Dank Rebellion gegen die Autoritäten

Bei den ersten Olympischen Spielen der Neuzeit in Athen belegte die deutsche Mannschaft den dritten Platz

  • Ernst Reuß
  • Lesedauer: 2 Min.

Einiges hat sich verändert seit den ersten Olympischen Spielen der Neuzeit in Athen. 1896 erhielten die Sieger eine Silbermedaille und einen Olivenzweig, der Zweitplatzierte bekam eine Bronzemedaille mit Olivenzweig. Die heute üblichen Ehrungen in Gold, Silber und Bronze wurden erst im Jahr 1904 eingeführt.

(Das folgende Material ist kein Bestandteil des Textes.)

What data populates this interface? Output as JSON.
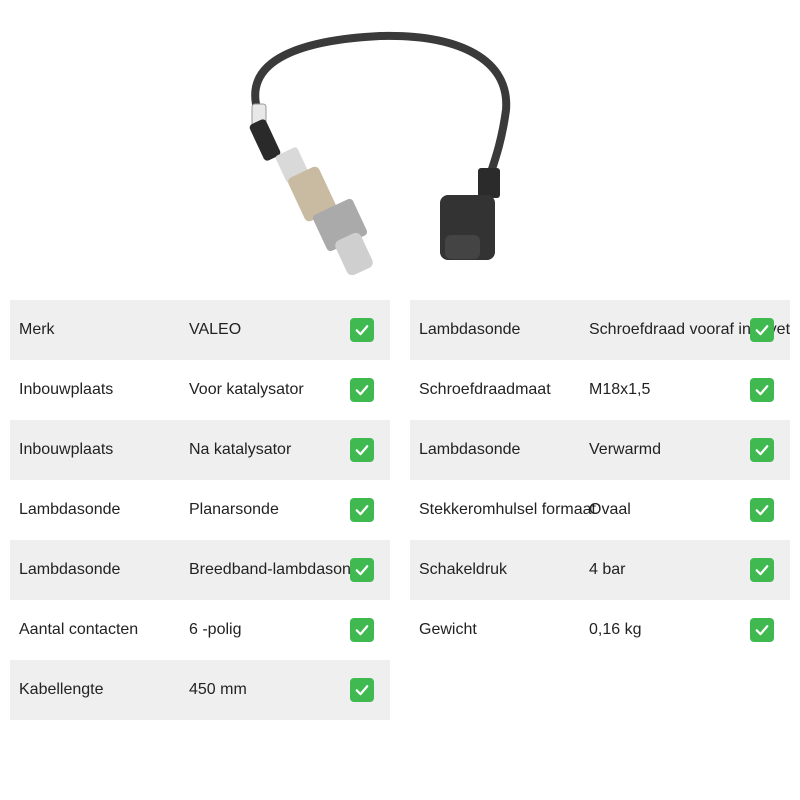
{
  "product_image": {
    "alt": "lambda-sensor-photo"
  },
  "specs": {
    "left": [
      {
        "label": "Merk",
        "value": "VALEO"
      },
      {
        "label": "Inbouwplaats",
        "value": "Voor katalysator"
      },
      {
        "label": "Inbouwplaats",
        "value": "Na katalysator"
      },
      {
        "label": "Lambdasonde",
        "value": "Planarsonde"
      },
      {
        "label": "Lambdasonde",
        "value": "Breedband-lambdasonde"
      },
      {
        "label": "Aantal contacten",
        "value": "6 -polig"
      },
      {
        "label": "Kabellengte",
        "value": "450 mm"
      }
    ],
    "right": [
      {
        "label": "Lambdasonde",
        "value": "Schroefdraad vooraf ingevet"
      },
      {
        "label": "Schroefdraadmaat",
        "value": "M18x1,5"
      },
      {
        "label": "Lambdasonde",
        "value": "Verwarmd"
      },
      {
        "label": "Stekkeromhulsel formaat",
        "value": "Ovaal"
      },
      {
        "label": "Schakeldruk",
        "value": "4 bar"
      },
      {
        "label": "Gewicht",
        "value": "0,16 kg"
      }
    ]
  },
  "colors": {
    "check": "#3fb950",
    "row_shade": "#efefef"
  },
  "icons": {
    "check": "check-icon"
  }
}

Deutschland nahm an den ersten Olympischen Spielen in Athen mit gerade mal 21 Sportlern teil. In der Deutschen Turnerschaft waren der Wettkampfcharakter und der internationale Anspruch der Spiele heftig umstritten; es galt als »undeutsch«, am »französischen Treiben« teilzunehmen. Schließlich war Baron de Coubertin, der Initiator der Spiele, ein Franzose und damit ein »Erzfeind«. In der Absage der Deutschen Turnerschaft hieß es, dass die »Hauptleitung der Feste von vorn herein uns Deutschen gegenüber eine Stellung mit Wort und Tat eingenommen hat, die es mit deutscher Ehre unverträglich macht, an den Wettkämpfen in Athen teilzunehmen«. Es war ein junger Berliner namens Dr. Willibald Gebhardt, der 1895 das erste Nationale Olympische Komitee in Deutschland initiierte (das damals noch »Komitee für die Beteiligung Deutschlands an den Olympischen Spielen zu Athen 1896« hieß) und im Jahr darauf trotz erheblicher Widerstände aus der Funktionärsebene eine kleine, aber feine deutsche Delegation nach Athen führte. Ihr gehörten elf Turner an, die allein vier Goldmedaillen holten. Die Rebellion gegen nationalistisch bornierte Autoritäten hatte sich gelohnt. Und im Deutschen Reich war man stolz auf seine Olympiasieger. Im Medaillenspiegel belegte die deutsche Mannschaft mit sechs Goldmedaillen den dritten Platz hinter den USA und Griechenland.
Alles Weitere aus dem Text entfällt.